Fritzsche arrived in Hamburg at a time when a group of Prussian Old Lutherans were searching for financing and a pastor to join their group in emigrating to South Australia. In 1840, at the synodical gathering of the newly constituted Lutheran Church in Australia, a request had been sent to the Old Lutherans in Prussia to send a second Pastor, to the young German settlement. A requirement had been imposed on them by the Prussian government, that they must be accompanied by a pastor before emigration would be permitted.

Gotthard Fritzsche was not of the mind to emigrate. He had already declined an invitation by Johannes Grabau to immigrate to the United States. However, he did relent to the requests of the people who were waiting to emigrate to South Australia. Fritzsche traveled to meet with George Angas of the South Australia Company in England. His purpose was to attempt to gain financing for the balance of the fares, a sum of over £2000. Angas was unable to provide any financing to the group. Fritzsche returned to Hamburg with no financial assistance at all. It was in early June that a letter was received from a “Mrs. Richardson in Newcastle UK”, with a sum of £270. The remainder of the required finances £1800 was donated by one of the emigrants, Mrs Nerlich. Fritzsche had engaged her daughter Dora, while in Hamburg.

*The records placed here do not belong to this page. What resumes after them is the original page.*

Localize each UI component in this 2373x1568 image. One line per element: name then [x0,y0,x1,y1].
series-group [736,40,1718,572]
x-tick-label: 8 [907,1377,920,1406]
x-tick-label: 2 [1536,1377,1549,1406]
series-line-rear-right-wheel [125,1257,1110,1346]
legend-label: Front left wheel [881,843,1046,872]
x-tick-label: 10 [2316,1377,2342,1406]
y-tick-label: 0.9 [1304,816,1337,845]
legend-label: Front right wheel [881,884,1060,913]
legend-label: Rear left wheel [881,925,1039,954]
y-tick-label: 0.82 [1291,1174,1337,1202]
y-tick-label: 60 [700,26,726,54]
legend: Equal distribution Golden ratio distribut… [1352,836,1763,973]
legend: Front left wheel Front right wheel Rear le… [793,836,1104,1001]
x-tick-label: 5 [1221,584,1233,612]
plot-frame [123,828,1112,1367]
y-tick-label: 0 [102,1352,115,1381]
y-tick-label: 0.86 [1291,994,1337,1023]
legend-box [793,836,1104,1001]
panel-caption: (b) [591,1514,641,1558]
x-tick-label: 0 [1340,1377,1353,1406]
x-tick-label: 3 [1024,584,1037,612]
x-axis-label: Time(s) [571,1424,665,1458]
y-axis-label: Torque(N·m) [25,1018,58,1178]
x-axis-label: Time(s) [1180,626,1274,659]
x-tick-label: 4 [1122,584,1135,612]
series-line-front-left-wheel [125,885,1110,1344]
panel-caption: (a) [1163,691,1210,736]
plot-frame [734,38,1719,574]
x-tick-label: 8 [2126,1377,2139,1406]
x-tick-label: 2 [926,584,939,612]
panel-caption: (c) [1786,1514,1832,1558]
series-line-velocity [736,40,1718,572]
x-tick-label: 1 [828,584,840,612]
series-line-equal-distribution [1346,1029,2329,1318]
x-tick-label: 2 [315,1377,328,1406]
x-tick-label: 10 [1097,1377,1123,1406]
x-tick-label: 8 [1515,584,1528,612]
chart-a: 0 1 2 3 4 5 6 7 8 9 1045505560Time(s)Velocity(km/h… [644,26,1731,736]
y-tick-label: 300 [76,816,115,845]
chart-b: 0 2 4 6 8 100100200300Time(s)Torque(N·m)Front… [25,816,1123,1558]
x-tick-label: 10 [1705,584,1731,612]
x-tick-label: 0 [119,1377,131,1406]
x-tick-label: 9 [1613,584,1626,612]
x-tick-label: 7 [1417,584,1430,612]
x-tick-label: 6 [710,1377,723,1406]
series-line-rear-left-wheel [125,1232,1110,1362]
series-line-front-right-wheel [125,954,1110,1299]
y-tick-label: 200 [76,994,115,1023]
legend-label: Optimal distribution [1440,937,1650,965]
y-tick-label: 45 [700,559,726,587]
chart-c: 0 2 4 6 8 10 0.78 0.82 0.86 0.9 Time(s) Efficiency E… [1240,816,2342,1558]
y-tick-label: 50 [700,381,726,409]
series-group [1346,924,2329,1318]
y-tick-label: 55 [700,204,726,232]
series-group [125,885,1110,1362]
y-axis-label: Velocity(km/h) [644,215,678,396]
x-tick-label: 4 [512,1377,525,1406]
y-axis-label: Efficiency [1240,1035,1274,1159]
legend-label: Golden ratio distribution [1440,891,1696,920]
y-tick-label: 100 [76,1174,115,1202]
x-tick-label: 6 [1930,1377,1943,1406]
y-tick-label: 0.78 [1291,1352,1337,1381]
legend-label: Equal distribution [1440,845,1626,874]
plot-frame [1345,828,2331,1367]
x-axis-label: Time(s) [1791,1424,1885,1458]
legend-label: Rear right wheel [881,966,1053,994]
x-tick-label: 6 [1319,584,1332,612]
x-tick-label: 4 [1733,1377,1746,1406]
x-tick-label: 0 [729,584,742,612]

The group set sail for Australia, on 11 July 1841 on the Skjold arriving on October 28, 1841 at Port Misery, South Australia. The migrants settled at Lobethal, and Bethenien. Fritzsche made his home at Lobethal.

Gotthard Fritzsche took on pastoral duties at Lobethal, and the neighboring communities. Relations with the earlier Prussian settlers was initially quite harmonious, however this was to change. In 1842 Pastor August Kavel in an attempt to consolidate the settlers into one localized community, strongly urged the settlers in the early settlements at Klemzig and Hahndorf to relocate to the newly settled Langmeil. Many of the settlers in these towns refused, and an underlying tension arose between these communities and Pastor Kavel.

Over time, Gotthard Fritzsche learned that Pastor Kavel had developed a millennialistic point of view (a point of view he disagreed with), and had the subject discussed at the synod gatherings in 1844, and 1845. No resolution was reached at either of these gatherings. In addition to this disagreement, Fritzsche also differed with Pastor Kavel in a proclamation released in 1846 regarding the power of civil government in the church. These disagreements between the two pastors intensified a division which had developed in the Lutheran community.

At the synodical gathering at Bethany, on August 16 and 17 1846, the subject of millennialism was once again tabled, and when the disagreement became heated, a divide was forged, when the Kavel followers left and formed their own separate synod. At this point Gotthard Fritzsche became the head of the Evangelical Church of South Australia.